头刚刚剧烈的挣扎,撞在瓷壁上磕破了,渗着血。
阮明韵站在洗手间门口,眉头微皱。
“行了,”她把林屿禾的手从半空中拉下来,“别闹了,不是约好去吃日料的么。”
林屿禾脸上的凶狠还没来得及收干净,转过头来的时候却已经换上了一副不甘的表情。
“我闹?”
“让他打扫卫生他敷衍了事,我就说了两句,他还对我动手!”
他伸出手,把手腕内侧凑到阮明韵面前。
那上面确实有几道红印子,是他刚才用力摁温景然的头时被自己划的。
温景然还在咳嗽,咳得整个身体都在抖。
顾不上头上还在出血,他努力平复着自己的情绪。
“是你按着我的头往马桶里摁。

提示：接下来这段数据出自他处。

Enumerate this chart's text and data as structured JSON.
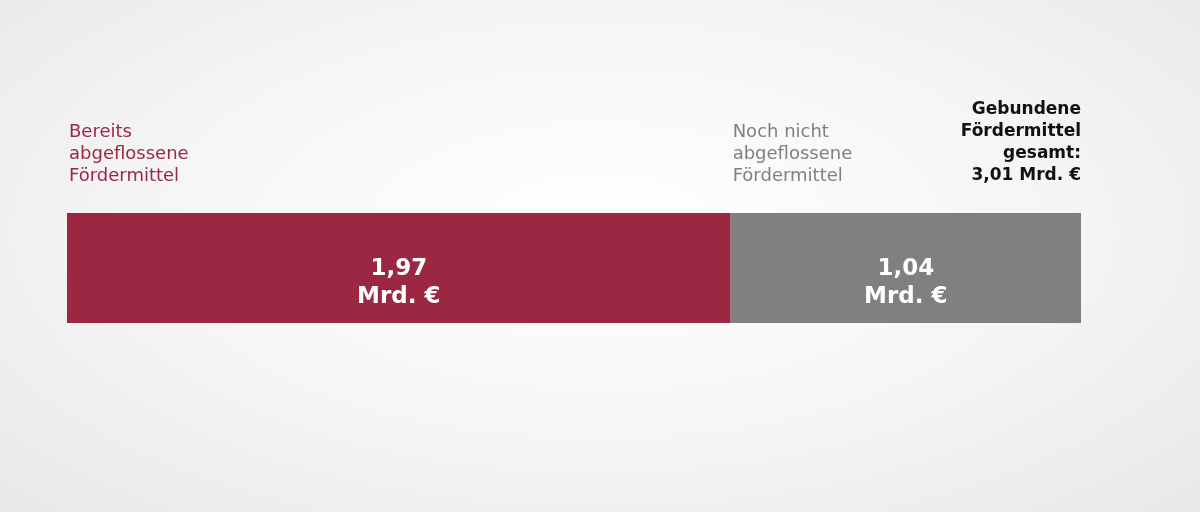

”温景然死死盯着林屿禾,眼底浮起一层寒意。
“你放屁!”林屿禾又想动手,被阮明韵拦下。
阮明韵连忙抱住林屿禾。
然后扫了一眼浑身湿透还在发抖的温景然,语气冰冷。
“按店里规定,对同事动手属于严重违规,影响店铺形象,罚没两个月工资。”
“你一个月工资是四千,自己再补四千,主动交给屿禾当医药费。”
温景然站在那儿,额角的血顺着脸颊淌下来。
“阮明韵,你是瞎了吗?”他的每一个字都像是从牙缝里挤出来的,“你明明知道是他动的手。”
他抬起手,把自己后颈上的指甲印露给她看。
他以为自己忍气吞声,噩梦就要结束了。
本来就剩三天了。
只要低着头把活干完,就能永远不用再和这两个人扯上任何关系。
可现在那个他爱了四年的人,黑白颠倒、是非不分。
阮明韵低头看了一眼指甲,连眼皮都没抬。